One of the oldest rhetorical tricks of
free-marketeers has been the appeal to unintended consequences; state
interventions, they claim - often reasonably - don't work out as intended. But
it's not just statist policies that are vulnerable to unintended consequences.
So too is neoliberalism, as Ed Miliband's speech
yesterday made clear.
That speech was an echo of Karl Polanyi. Back in
1944 he pointed
out that pretty much all industrial societies had seen a retreat from
laisser-faire and rise of statism since the late 19th century:
If [the] market economy was a threat to the human and natural components of the social fabric...what else would one expect than an urge on the part of a great variety of people to press for some sort of protection? (The Great Transformation, p150)
Miliband is betting on a repeat of this process.

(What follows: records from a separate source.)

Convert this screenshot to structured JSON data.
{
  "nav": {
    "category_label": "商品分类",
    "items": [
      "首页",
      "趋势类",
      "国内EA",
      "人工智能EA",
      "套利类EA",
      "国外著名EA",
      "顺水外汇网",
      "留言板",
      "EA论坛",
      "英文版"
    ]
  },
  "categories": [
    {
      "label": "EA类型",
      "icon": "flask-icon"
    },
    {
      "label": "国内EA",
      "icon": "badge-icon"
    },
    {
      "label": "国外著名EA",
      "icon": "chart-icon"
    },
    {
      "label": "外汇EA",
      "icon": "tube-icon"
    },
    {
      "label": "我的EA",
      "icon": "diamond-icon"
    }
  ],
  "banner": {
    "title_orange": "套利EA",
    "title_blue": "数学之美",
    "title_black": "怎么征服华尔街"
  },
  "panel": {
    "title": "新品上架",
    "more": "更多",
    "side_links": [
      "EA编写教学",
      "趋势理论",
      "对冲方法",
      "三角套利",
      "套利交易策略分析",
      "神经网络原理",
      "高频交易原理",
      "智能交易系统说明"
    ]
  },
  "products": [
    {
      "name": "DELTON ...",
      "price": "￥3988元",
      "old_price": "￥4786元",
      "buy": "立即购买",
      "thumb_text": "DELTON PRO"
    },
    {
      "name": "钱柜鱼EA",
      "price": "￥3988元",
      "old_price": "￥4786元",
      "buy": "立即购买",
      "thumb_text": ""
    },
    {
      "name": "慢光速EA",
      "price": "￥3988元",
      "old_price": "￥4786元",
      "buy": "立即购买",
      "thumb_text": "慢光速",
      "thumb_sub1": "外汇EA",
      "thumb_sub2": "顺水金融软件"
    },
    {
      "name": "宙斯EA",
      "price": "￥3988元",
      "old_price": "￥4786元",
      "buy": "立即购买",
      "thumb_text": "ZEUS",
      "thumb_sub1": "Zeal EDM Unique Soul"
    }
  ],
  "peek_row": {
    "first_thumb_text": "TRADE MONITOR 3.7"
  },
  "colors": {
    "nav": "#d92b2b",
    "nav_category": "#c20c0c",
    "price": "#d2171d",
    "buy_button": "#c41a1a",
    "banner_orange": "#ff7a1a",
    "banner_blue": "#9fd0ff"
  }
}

His talk of "one nation Labour" and his claim that the rising tide of economic
recovery "just seems to lift the yachts" echo Polanyi's claim that market
economies undermine the "social fabric". And his promises to freeze
energy prices and strengthen the minimum wage are (mild) statist challenges
to a private enterprise economy.
In this sense, we're seeing two unintended
consequences of neoliberalism.
One, as Polanyi described, is that when market
economies undermine human concepts of reciprocity - when the rich seem to get
richer at the expense of the poor - they generate a backlash; Miliband's promise
to freeze energy prices is hugely popular
with focus groups.
The other is that this backlash is taking the
form of statist policies. But this need not, in theory, be so. Historically, one
alternative to statism has been the use of trades unions to protect workers; and
yes, these are alternatives because as Philippe Aghion and colleagues have shown, stronger
unions are associated with weaker minimum wage legislation. Sadly, the
combination of weaker trades unions and the global excess
supply (pdf) of labour rule out this alternative. Workers have lost power at
the point of production, but they still have it in the ballot box, and Miliband
hopes they'll use it.
Herein, though, lies a tragedy. In principle,
unions are a better way of protecting workers than the state, partly because
they represent "big society" virtues
of self-help and community, and partly because collective bargaining can be
sensitive
to local idiosyncratic market forces in a way that legislation is not. But
this healthy alternative is not available now.
In this sense, Miliband's rightist critics are
missing a point - that his statism is an unintended consequence of the
neoliberal policies they've supported.